Displays a short summary of available options:

Usage: appserver [OPTION]... [PATH]...

  -h,      --help           print this help message and exit
  -m PATH, --manifests=PATH add manifests from the specified path (default:
                            the "manifests" subdirectory of every file path)
  -p PORT, --port=PORT      listen on PORT (default: 8337)
  -s URL,  --server=URL     use an existing server as fallback
  -v TYPE, --verbose=TYPE   print more information depending on TYPE:
                            local: local files, remote: remote files,
                            proxy: forwarded URLs, all: shortcut for all three
  -z PATH, --zoneinfo=PATH  use timezone data from the specified path
                            (default: /usr/share/zoneinfo/)

Files are searched in each PATH in order and requested from the server if not
found. If no paths are specified, the default is /var/www/appsuite/.

manifests

By default, the manifests of an app are collected and put into $builddir/manifests. Therefore, by default, appserver collects manifests from the manifests subdirectoriy of each file path. Since the destination directory for manifests can be changed by setting $manifestDir, the manifest directories can also be changed in appserver by specifying each directory with a separate --manifests option.

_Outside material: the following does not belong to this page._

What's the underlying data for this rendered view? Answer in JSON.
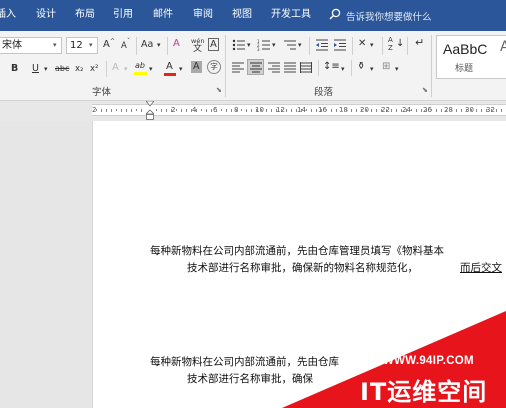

If at least one --manifests option is specified, the default file paths are not used for manifests at all.

port

Specifies the port to listen on. The default is 8337. This option might be useful to run multiple instances of appserver at once or when port 8337 is already in use.

server

Specifies the URL of an existing OX App Suite installation. The URL must start with http:// or https://. To make forwarding of an HTTPS URL over HTTP possible, appserver removes the Secure attribute from all cookies set by the server.

This option is required for manifest injection to work, since the intercepted request contains more data than just the manifests.

verbose

Enables verbose output. During normal operation, appserver only writes errors to its console. By specifying this option one or more times, additional output can be enabled, depending on the value of each option:

local
The name of every read local file is written to standard output.
remote
The URL of every request for missing local files is written to standard output.
proxy
The URL of every client request which is forwarded as-is is written to standard output.
all
This is just a shortcut for -v local -v remote -v proxy.

Output lines belonging to the same client request are grouped together and separated from the next request by an empty line.

zoneinfo

Specifies the path to the zoneinfo database. On POSIX systems, the default of /usr/share/zoneinfo/ should always work. Even on systems without the database everything should just work if --server is specified, since any missing files will be fetched from the remote server. This option may still be useful when debugging time zone problems caused by different versions of the zoneinfo database.